“Grenade Range Management using Lime for the Dual Role of Metals Immobilization and Explosives Transformation” by Dr. Andy Martin
This project supported ESTCP’s efforts to remediate metals and munition compounds found in soil and surface water runoff from active military training areas. This project employed a non-invasive chemical technology, alkaline hydrolysis, initiated by applying hydrated lime to the soil surface to raise the soil pH above 10.5. This approach effectively transformed both the legacy and the on-going energetic contamination (i.e., RDX and TNT), reduced transport of these residues into the groundwater, and stabilized metal components of the munitions. The cost of the technology was approximately $463 per lime application in 2017. The cost is based on using equipment already available and used for regular road and range maintenance. The time investment was measured in hours and no specialized equipment, operators, or training were required. The technology has been transferred to open burn/open detonation demilitarization activities and Formerly Used Defense Site (FUDS) cleanup activities with similar results. The cost of the open detonation remediation was less than $2,000 per acre per year. Lime application is a proven, low cost approach that can reduce potential future cleanup costs associated with source zone contamination.
"Evaluation of Rhizobium Tropici-Derived Biopolymer for Erosion Control of Protective Berms" by Dr. Steve Larson
This ESTCP project addressed soil erosion on military ranges and installations, including erosion of training ranges, dirt roads, landing fields, and protective berms, by using a biopolymer, Rhizobium tropici ATCC® 49672, as a soil amendment. Rhizobium tropici ATCC® 49672 is a symbiotic nodulator of leguminous plants, also known for its production of a gel-like extracellular polymeric substance. The natural functions of the biopolymer in the rhizosphere include surface adhesion, self-adhesion of cells into biofilms, formation of protective barriers, water retention around roots, and nutrient accumulation. In a patented approach created by the research team, the biopolymer is produced in batch cultures, extracted from the growth media, and concentrated for use. The process takes minutes to produce a product that would develop naturally over years. The presentation described the results of using the biopolymer for long-term erosion control including soil retention, establishing vegetation, improving soil health, and potential cost savings. Other potential applications of biopolymers include improving levee management, vegetating saline soils, restoring coasts and wetlands, and establishing dunes.

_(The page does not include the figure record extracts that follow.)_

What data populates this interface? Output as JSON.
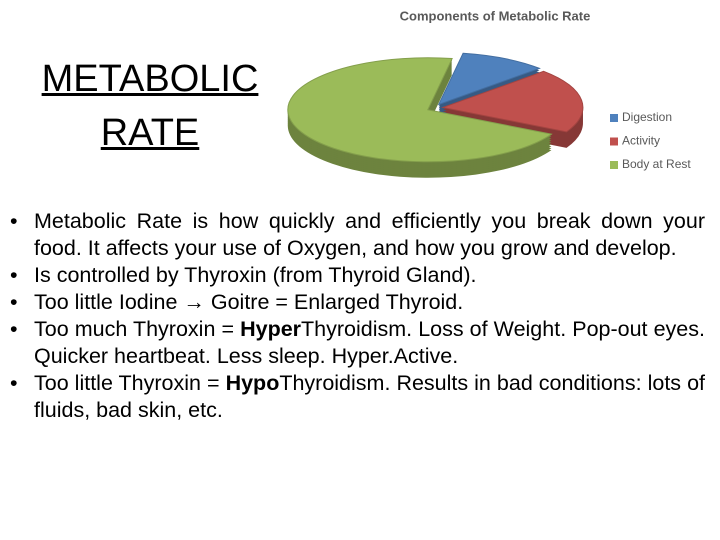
{
  "title": [
    "METABOLIC",
    "RATE"
  ],
  "chart_data": {
    "type": "pie",
    "title": "Components of Metabolic Rate",
    "categories": [
      "Digestion",
      "Activity",
      "Body at Rest"
    ],
    "values": [
      10,
      20,
      70
    ],
    "colors": [
      "#4f81bd",
      "#c0504d",
      "#9bbb59"
    ],
    "legend": "right"
  },
  "bullets": [
    [
      {
        "text": "Metabolic Rate is how quickly and efficiently you break down your food. It affects your use of Oxygen, and how you grow and develop.",
        "bold": false
      }
    ],
    [
      {
        "text": "Is controlled by Thyroxin (from Thyroid Gland).",
        "bold": false
      }
    ],
    [
      {
        "text": "Too little Iodine → Goitre = Enlarged Thyroid.",
        "bold": false
      }
    ],
    [
      {
        "text": "Too much Thyroxin = ",
        "bold": false
      },
      {
        "text": "Hyper",
        "bold": true
      },
      {
        "text": "Thyroidism. Loss of Weight. Pop-out eyes. Quicker heartbeat. Less sleep. Hyper.Active.",
        "bold": false
      }
    ],
    [
      {
        "text": "Too little Thyroxin = ",
        "bold": false
      },
      {
        "text": "Hypo",
        "bold": true
      },
      {
        "text": "Thyroidism. Results in bad conditions: lots of fluids, bad skin, etc.",
        "bold": false
      }
    ]
  ]
}
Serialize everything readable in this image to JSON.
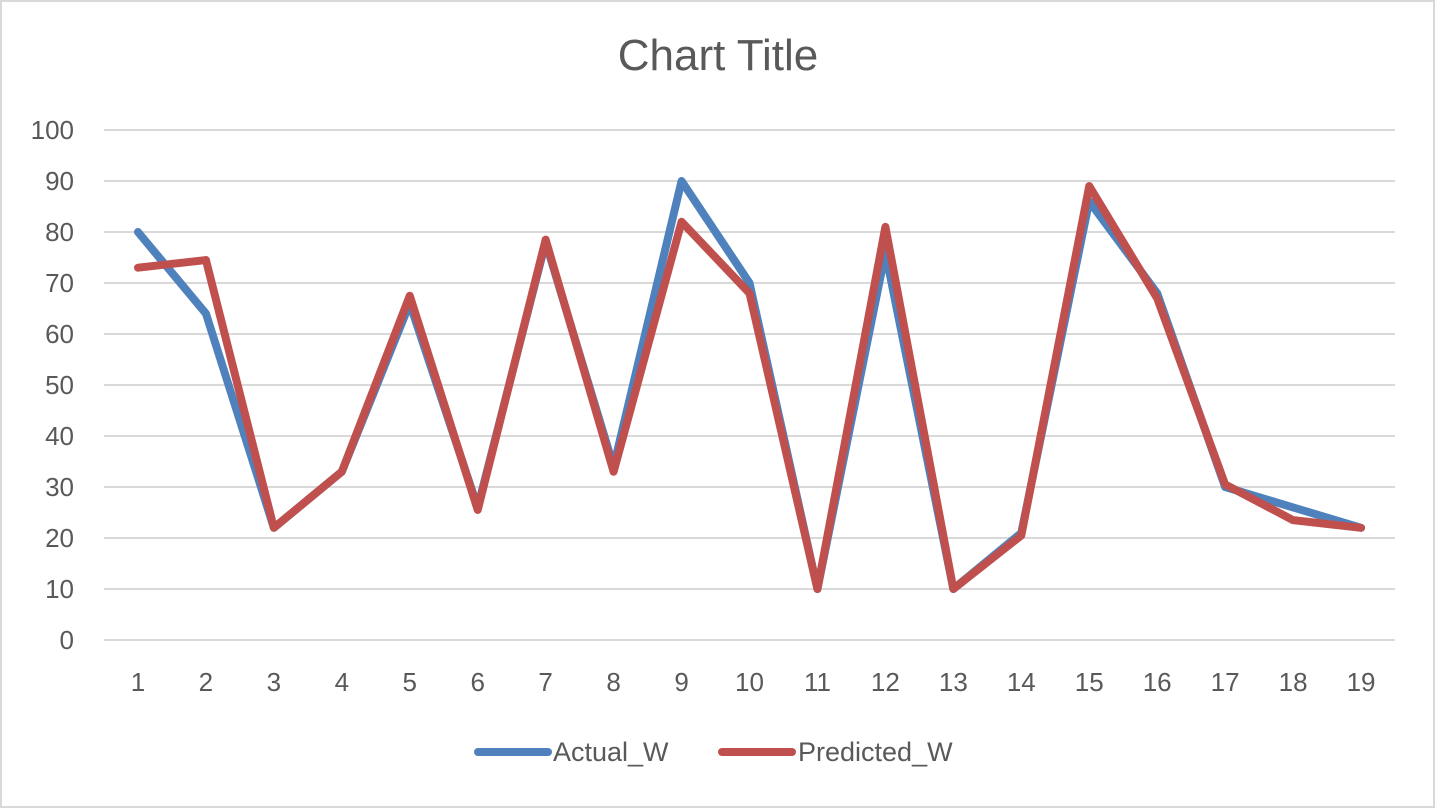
{
  "chart_data": {
    "type": "line",
    "title": "Chart Title",
    "xlabel": "",
    "ylabel": "",
    "categories": [
      "1",
      "2",
      "3",
      "4",
      "5",
      "6",
      "7",
      "8",
      "9",
      "10",
      "11",
      "12",
      "13",
      "14",
      "15",
      "16",
      "17",
      "18",
      "19"
    ],
    "ylim": [
      0,
      100
    ],
    "yticks": [
      "0",
      "10",
      "20",
      "30",
      "40",
      "50",
      "60",
      "70",
      "80",
      "90",
      "100"
    ],
    "grid": true,
    "legend_position": "bottom",
    "series": [
      {
        "name": "Actual_W",
        "color": "#4f81bd",
        "values": [
          80,
          64,
          22,
          33,
          66,
          26,
          78,
          34,
          90,
          70,
          10,
          76,
          10,
          21,
          86,
          68,
          30,
          26,
          22
        ]
      },
      {
        "name": "Predicted_W",
        "color": "#c0504d",
        "values": [
          73,
          74.5,
          22,
          33,
          67.5,
          25.5,
          78.5,
          33,
          82,
          68,
          10,
          81,
          10,
          20.5,
          89,
          67,
          30.5,
          23.5,
          22
        ]
      }
    ]
  }
}
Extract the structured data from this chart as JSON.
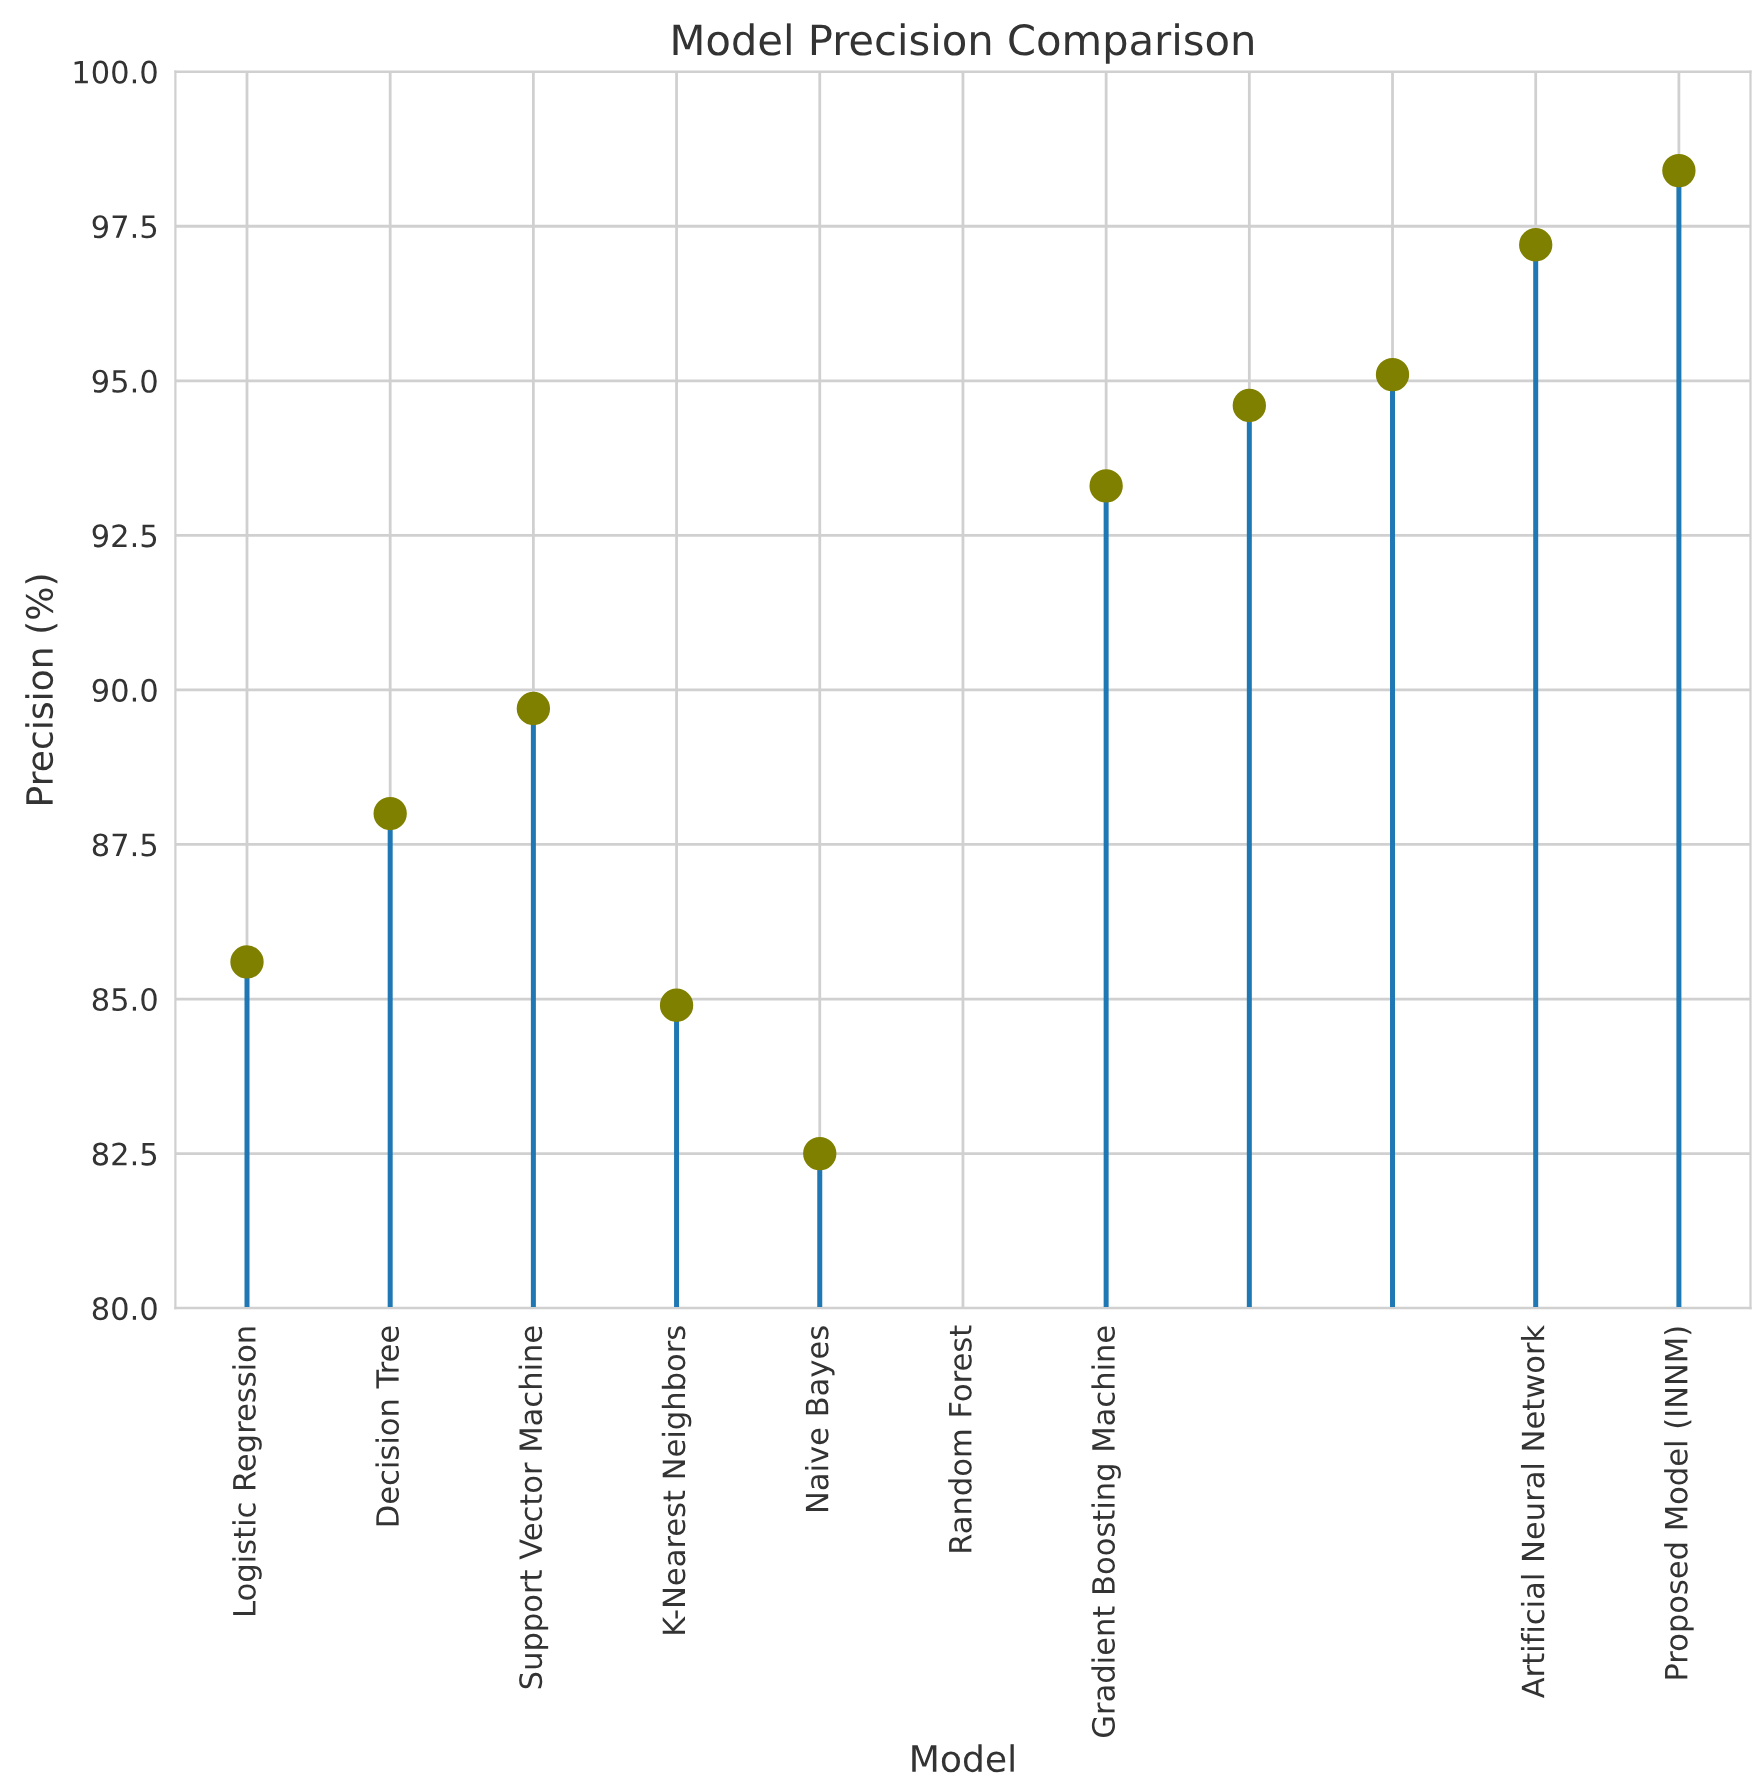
{
  "chart_data": {
    "type": "lollipop",
    "title": "Model Precision Comparison",
    "xlabel": "Model",
    "ylabel": "Precision (%)",
    "categories": [
      "Logistic Regression",
      "Decision Tree",
      "Support Vector Machine",
      "K-Nearest Neighbors",
      "Naive Bayes",
      "Random Forest",
      "Gradient Boosting Machine",
      null,
      null,
      "Artificial Neural Network",
      "Proposed Model (INNM)"
    ],
    "series": [
      {
        "color": "#808000",
        "values": [
          85.6,
          88.0,
          89.7,
          84.9,
          82.5,
          null,
          93.3,
          94.6,
          95.1,
          97.2,
          98.4
        ]
      }
    ],
    "ylim": [
      80,
      100
    ],
    "yticks": [
      {
        "value": 80,
        "label": "80.0"
      },
      {
        "value": 82.5,
        "label": "82.5"
      },
      {
        "value": 85,
        "label": "85.0"
      },
      {
        "value": 87.5,
        "label": "87.5"
      },
      {
        "value": 90,
        "label": "90.0"
      },
      {
        "value": 92.5,
        "label": "92.5"
      },
      {
        "value": 95,
        "label": "95.0"
      },
      {
        "value": 97.5,
        "label": "97.5"
      },
      {
        "value": 100,
        "label": "100.0"
      }
    ],
    "grid": true,
    "marker": "circle"
  }
}
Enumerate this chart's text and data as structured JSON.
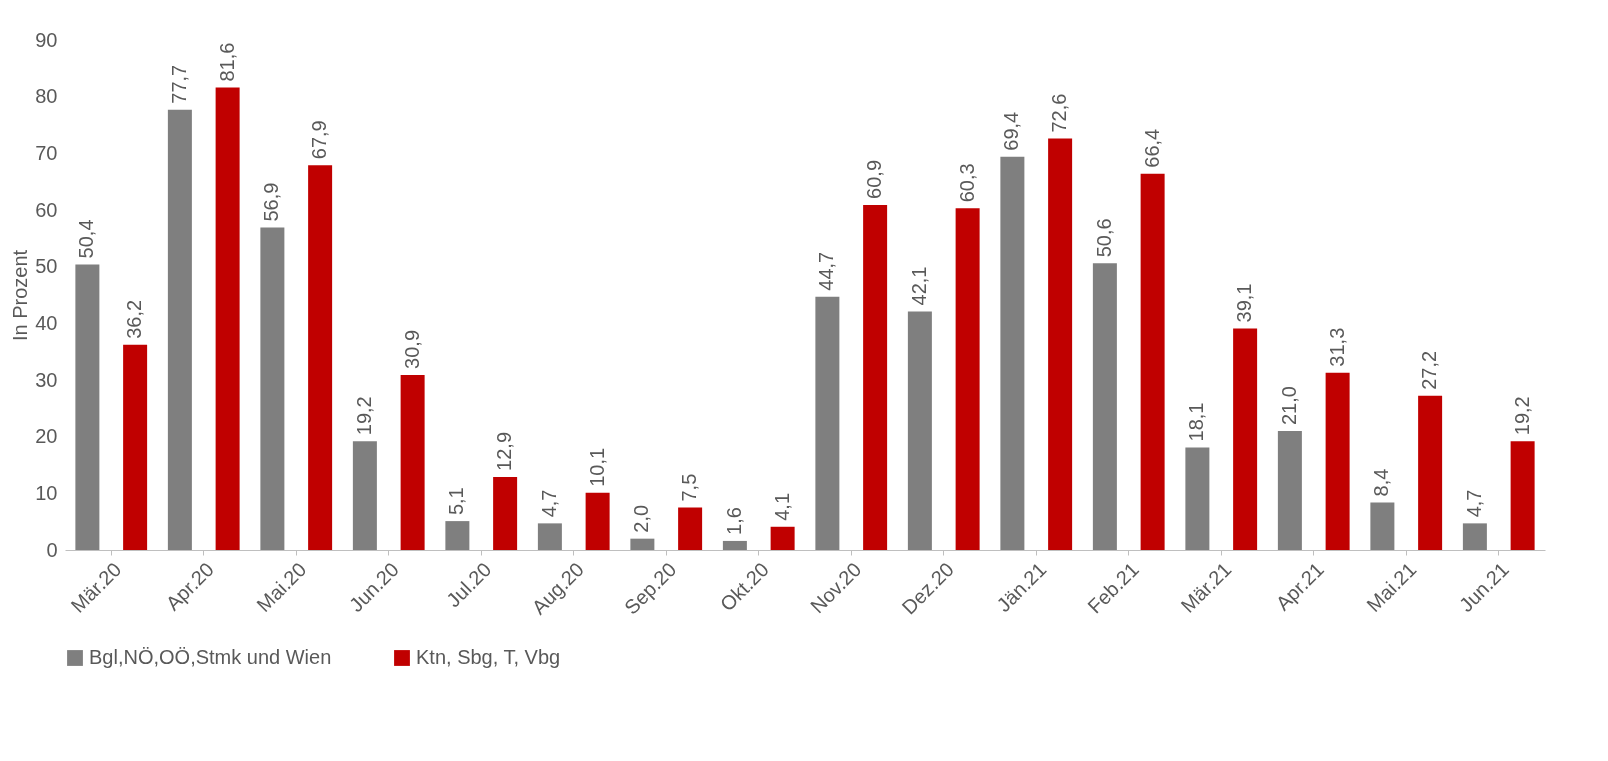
{
  "chart_data": {
    "type": "bar",
    "ylabel": "In Prozent",
    "categories": [
      "Mär.20",
      "Apr.20",
      "Mai.20",
      "Jun.20",
      "Jul.20",
      "Aug.20",
      "Sep.20",
      "Okt.20",
      "Nov.20",
      "Dez.20",
      "Jän.21",
      "Feb.21",
      "Mär.21",
      "Apr.21",
      "Mai.21",
      "Jun.21"
    ],
    "series": [
      {
        "name": "Bgl,NÖ,OÖ,Stmk und Wien",
        "color": "#7f7f7f",
        "values": [
          50.4,
          77.7,
          56.9,
          19.2,
          5.1,
          4.7,
          2.0,
          1.6,
          44.7,
          42.1,
          69.4,
          50.6,
          18.1,
          21.0,
          8.4,
          4.7
        ],
        "value_labels": [
          "50,4",
          "77,7",
          "56,9",
          "19,2",
          "5,1",
          "4,7",
          "2,0",
          "1,6",
          "44,7",
          "42,1",
          "69,4",
          "50,6",
          "18,1",
          "21,0",
          "8,4",
          "4,7"
        ]
      },
      {
        "name": "Ktn, Sbg, T, Vbg",
        "color": "#c00000",
        "values": [
          36.2,
          81.6,
          67.9,
          30.9,
          12.9,
          10.1,
          7.5,
          4.1,
          60.9,
          60.3,
          72.6,
          66.4,
          39.1,
          31.3,
          27.2,
          19.2
        ],
        "value_labels": [
          "36,2",
          "81,6",
          "67,9",
          "30,9",
          "12,9",
          "10,1",
          "7,5",
          "4,1",
          "60,9",
          "60,3",
          "72,6",
          "66,4",
          "39,1",
          "31,3",
          "27,2",
          "19,2"
        ]
      }
    ],
    "ylim": [
      0,
      90
    ],
    "yticks": [
      0,
      10,
      20,
      30,
      40,
      50,
      60,
      70,
      80,
      90
    ],
    "grid": false,
    "legend": "bottom"
  }
}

Dr. Andy Martin is a Supervisory Environmental Engineer and Chief for the Environmental Engineering Branch at the United States Army Engineer Research and Development Center’s Environmental Laboratory (ERDC-EL). He was commissioned as a Second Lieutenant Combat Engineer Officer in 1995 and achieved the rank of Captain in the U.S. Army. In the U.S. Army, he served in various positions from Platoon Leader, Aide de Camp, to Company Commander at Fort Riley, Kansas, Fort Leonard Wood, Missouri, and Giessen, Germany. After his military service, Andy accepted a position in January 2004 with Applied Research Associates, Inc. in Vicksburg, Mississippi as a Staff Scientist/Environmental Engineer researching range management, remediation, and sustainable operations. In 2006, he accepted a Research Environmental Engineer position with ERDC-EL to continue his research projects. In 2007, he was selected as the Chief for the Environmental Engineering Branch. Dr. Martin was on a detail as the acting Associate Technical Director for the Civil Works Water Resources Infrastructure from May to August 2016 working at ERDC’s Geotechnical and Structures Laboratory (ERDC-GSL). He received his Bachelors of Science Degree from Purdue University in Chemical Engineering in 1995, a Master of Science Degree from the University of Illinois in Environmental Engineering in 2003 and a Doctorate of Philosophy from Purdue University’s Department of Agronomy and the Ecological Sciences and Engineering Interdisciplinary Graduate Program in 2014. His doctorate research focused on antimony environmental interactions and sequestration associated with amendments at small arms firing ranges.
Dr. Steven Larson is a Senior Research Chemist with the United States Army Corps of Engineers, serving the Engineer Research and Development Center’s Environmental Laboratory, Engineering Branch, in Vicksburg, Mississippi. His current research includes the study of biopolymers and the growth, extraction, and identification of potential uses for biopolymers in the environment. His research has determined that each biopolymer has a unique structure which confers differing interaction between contaminants and environmental matrixes, despite providing generally similar functions in the rhizosphere. As Principal Investigator on several research grants ranging from military munitions to modernization of the Army Industrial Base, Steven has studied heavy metals, and metalloids, such as lead, antimony and tungsten, as well as insensitive munitions, in soil and water. He has authored more than 50 peer-reviewed publications, numerous technical research reports, patents and earned national research awards. He earned a Bachelor’s degree in ACS Certified Chemistry from Davidson College in Davidson North Carolina in 1988 and a Ph.D. in Physical/Inorganic Chemistry from Colorado State University, Fort Collins Colorado in 1994.